Purpose Up to 30% of patients with prostate-specific membrane antigen (PSMA)-positive metastatic castration-resistant prostate cancer (mCRPC) never respond or develop resistance to 177 Lu-labeled PSMA-targeted radioligand monotherapy. Single-agent PSMA-targeted radioligand therapy (PRLT) with the alpha-emitter 225 Ac showed promise against mCRPC but may cause severe and/or persistent xerostomia, which may substantially impair patients’ quality-of-life. We hypothesized that when 177 Lu-PSMA ligand alone is ineffective, tandem therapy with low-activity 225 Ac-PSMA ligand plus full activity of the beta emitter may enhance efficacy while minimizing xerostomia severity. Methods We retrospectively analyzed pilot experience with 1 course of 225 Ac-PSMA-617/ 177 Lu-PSMA-617 tandem therapy in our first 20 patients with mCRPC receiving this intervention after insufficiently responding to 177 Lu-PSMA-617 monotherapy. This cohort had late-stage/end-stage disease with high baseline prostate-specific antigen (PSA) concentration (median 215 ng/mL), heavy pre-treatment (abiraterone and/or enzalutamide, and 177 Lu-PRLT [median cumulative activity, 26.3 GBq] in 20/20 patients, 100%; docetaxel and/or cabazitaxel in 13/20 patients, 65%), and frequent Eastern Cooperative Oncology Group performance status of 2 (8/20 patients, 40%).

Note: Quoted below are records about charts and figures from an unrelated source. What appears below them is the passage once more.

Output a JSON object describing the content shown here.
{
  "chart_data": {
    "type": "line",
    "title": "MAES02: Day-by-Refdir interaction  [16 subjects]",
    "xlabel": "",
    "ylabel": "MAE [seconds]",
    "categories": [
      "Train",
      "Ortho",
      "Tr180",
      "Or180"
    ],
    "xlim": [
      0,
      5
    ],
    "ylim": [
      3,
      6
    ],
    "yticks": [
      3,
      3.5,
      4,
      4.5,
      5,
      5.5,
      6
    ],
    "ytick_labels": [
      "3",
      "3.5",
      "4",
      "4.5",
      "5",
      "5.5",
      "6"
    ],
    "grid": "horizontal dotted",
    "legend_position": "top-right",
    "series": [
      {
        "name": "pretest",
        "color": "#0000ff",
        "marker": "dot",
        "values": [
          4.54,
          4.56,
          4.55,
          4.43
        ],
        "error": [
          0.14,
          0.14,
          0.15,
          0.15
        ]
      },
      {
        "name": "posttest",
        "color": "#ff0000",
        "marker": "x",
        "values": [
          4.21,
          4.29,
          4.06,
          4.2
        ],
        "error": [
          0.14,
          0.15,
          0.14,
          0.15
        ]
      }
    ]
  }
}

Results Median (minimum–maximum) administered activities were 225 Ac-PSMA-617, 5.3 (1.5–7.9) MBq, and 177 Lu-PSMA-617, 6.9 (5.0–11.6) GBq. Significant responders to tandem therapy received 177 Lu-PSMA-617 monotherapy as maintenance (median [minimum–maximum]: 1 [0–5] cycle). After a median (minimum–maximum) 22 (14–63) weeks’ follow-up, 13/20 patients (65%) had as best biochemical response a PSA decline > 50%. Median (95% confidence interval) progression-free survival was 19 (12–26) weeks, and overall survival was 48 (4–92) weeks post-tandem therapy administration. Xerostomia was reported as grade 1 (very mild) in 8/20 patients (40%), grade 2 (mild) in 5/20 (25%), and grade 3/4 in 0/20. Conclusions Our results suggest that a single course of tandem therapy with low-activity 225 Ac-PSMA-617/full-activity 177 Lu-PSMA-617 may safely enhance response to PRLT in men with late-stage/end-stage mCRPC while minimizing xerostomia severity. Formal study of this combination is warranted.